The center of a circle is $\left( {2, - 3} \right)$and the circumference is $10\pi $. Then, the equation of the circle is
A. ${x^2} + {y^2} + 4x + 6y + 12 = 0$
B. ${x^2} + {y^2} - 4x + 6y + 12 = 0$
C. ${x^2} + {y^2} - 4x + 6y - 12 = 0$
D. ${x^2} + {y^2} - 4x - 6y - 12 = 0$

Answer 1

Hint: We are given the circumference of the circle. We can find the radius from the circumference using the equation $C = 2\pi r$ Then we can find the equation of the circle by using the center and radius in the equation ${\left( {x - {x_0}} \right)^2} + {\left( {y - {y_0}} \right)^2} = {r^2}$. After simplification, we will get the required equation.

Complete step by step answer:

We have circumference as $10\pi $. We know that circumference is given by $2\pi r$.
\[\therefore 2\pi r = 10\pi \]
$ \Rightarrow r = \dfrac{{10\pi }}{{2\pi }} = 5$
We have center of the circle as $\left( {2, - 3} \right)$ and radius is 5.
Equation of circle with radius r and centre $({x_0},{y_0})$ is given by ${\left( {x - {x_0}} \right)^2} + {\left( {y - {y_0}} \right)^2} = {r^2}$.
Then the equation of circle is
\[ \Rightarrow {\left( {x - 2} \right)^2} + {\left( {y + 3} \right)^2} = {5^2}\]
On expanding the squares using the algebraic identity ${\left( {a \pm b} \right)^2} = {a^2} \pm 2ab + {b^2}$ we get,
\[ \Rightarrow {x^2} - 4x + 4 + {y^2} + 6y + 9 = 25\]
By rearranging, we get.
\[
   \Rightarrow {x^2} + {y^2} - 4x + 6y + 13 - 25 = 0 \\
   \Rightarrow {x^2} + {y^2} - 4x + 6y - 12 = 0 \\
 \]
So, the required equation of the circle is \[{x^2} + {y^2} - 4x + 6y - 12 = 0\]
Therefore, the correct answer is option C.

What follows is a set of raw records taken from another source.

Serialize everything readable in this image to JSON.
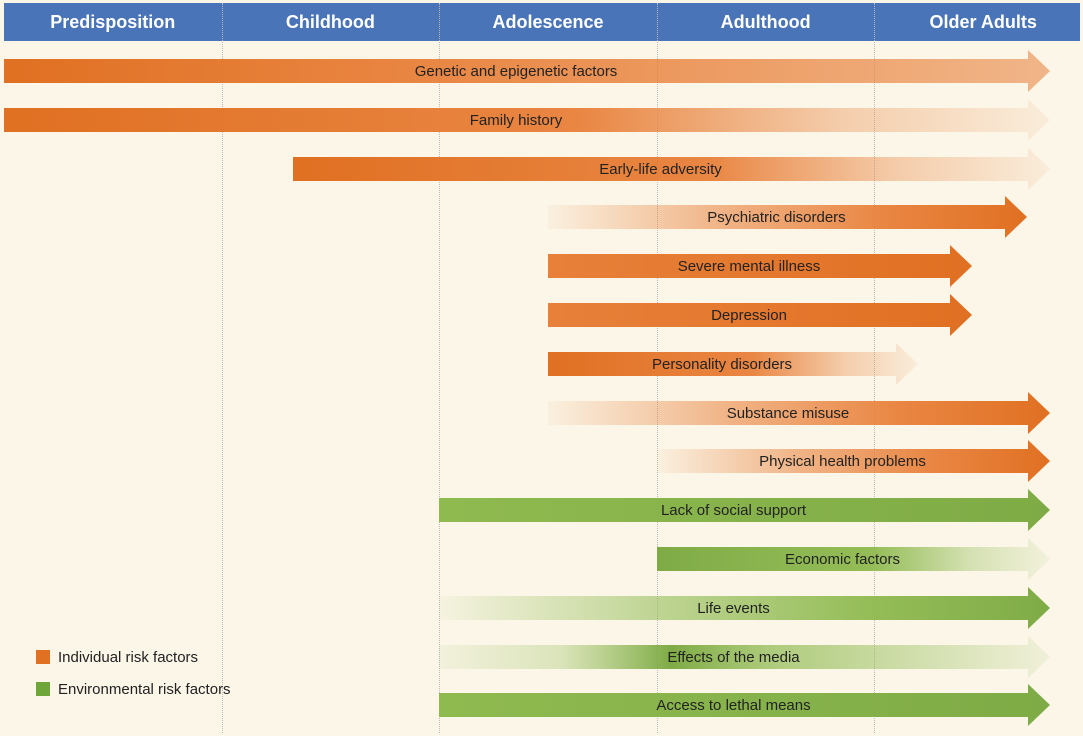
{
  "header": {
    "color": "#4a74b8",
    "phases": [
      "Predisposition",
      "Childhood",
      "Adolescence",
      "Adulthood",
      "Older Adults"
    ]
  },
  "colors": {
    "individual": "#e8803a",
    "individual_dark": "#e07022",
    "environmental": "#8fba50",
    "environmental_dark": "#7fab46"
  },
  "risk_factors": [
    {
      "label": "Genetic and epigenetic factors",
      "category": "individual",
      "start_phase": 0,
      "end_phase": 5,
      "fade": "out_light"
    },
    {
      "label": "Family history",
      "category": "individual",
      "start_phase": 0,
      "end_phase": 5,
      "fade": "out"
    },
    {
      "label": "Early-life adversity",
      "category": "individual",
      "start_phase": 1.33,
      "end_phase": 5,
      "fade": "out"
    },
    {
      "label": "Psychiatric disorders",
      "category": "individual",
      "start_phase": 2.5,
      "end_phase": 4.7,
      "fade": "in"
    },
    {
      "label": "Severe mental illness",
      "category": "individual",
      "start_phase": 2.5,
      "end_phase": 4.45,
      "fade": "none"
    },
    {
      "label": "Depression",
      "category": "individual",
      "start_phase": 2.5,
      "end_phase": 4.45,
      "fade": "none"
    },
    {
      "label": "Personality disorders",
      "category": "individual",
      "start_phase": 2.5,
      "end_phase": 4.2,
      "fade": "out"
    },
    {
      "label": "Substance misuse",
      "category": "individual",
      "start_phase": 2.5,
      "end_phase": 5,
      "fade": "in"
    },
    {
      "label": "Physical health problems",
      "category": "individual",
      "start_phase": 3,
      "end_phase": 5,
      "fade": "in"
    },
    {
      "label": "Lack of social support",
      "category": "environmental",
      "start_phase": 2,
      "end_phase": 5,
      "fade": "none"
    },
    {
      "label": "Economic factors",
      "category": "environmental",
      "start_phase": 3,
      "end_phase": 5,
      "fade": "out"
    },
    {
      "label": "Life events",
      "category": "environmental",
      "start_phase": 2,
      "end_phase": 5,
      "fade": "in"
    },
    {
      "label": "Effects of the media",
      "category": "environmental",
      "start_phase": 2,
      "end_phase": 5,
      "fade": "mid"
    },
    {
      "label": "Access to lethal means",
      "category": "environmental",
      "start_phase": 2,
      "end_phase": 5,
      "fade": "none"
    }
  ],
  "legend": {
    "individual": "Individual risk factors",
    "environmental": "Environmental risk factors"
  }
}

Note: The main concept used here is the equation of circles. Equation of circle with radius r and centre $({x_0},{y_0})$ is given by ${\left( {x - {x_0}} \right)^2} + {\left( {y - {y_0}} \right)^2} = {r^2}$. The simple algebraic identity ${\left( {a + b} \right)^2} = {a^2} + 2ab + {b^2}$ is used to simplify the equation of the circle to required form. A circle can be defined as the collection of all the points that are equidistant from its center. This distance is called the radius of the circle. Every point $(x,y)$ that satisfy the equation of the circle lie on the circle. If the point $(x,y)$ is the inside the circle, then the value of the equation of the circle at $(x,y)$ will be less than 0 and value of the equation of the circle at $(x,y)$ will be greater than 0 if the point $(x,y)$ is the outside the circle. We must take care of the signs of the coordinates of the centre will substituting in the equation of the circle. We must also take care of the sign while squaring using the identity.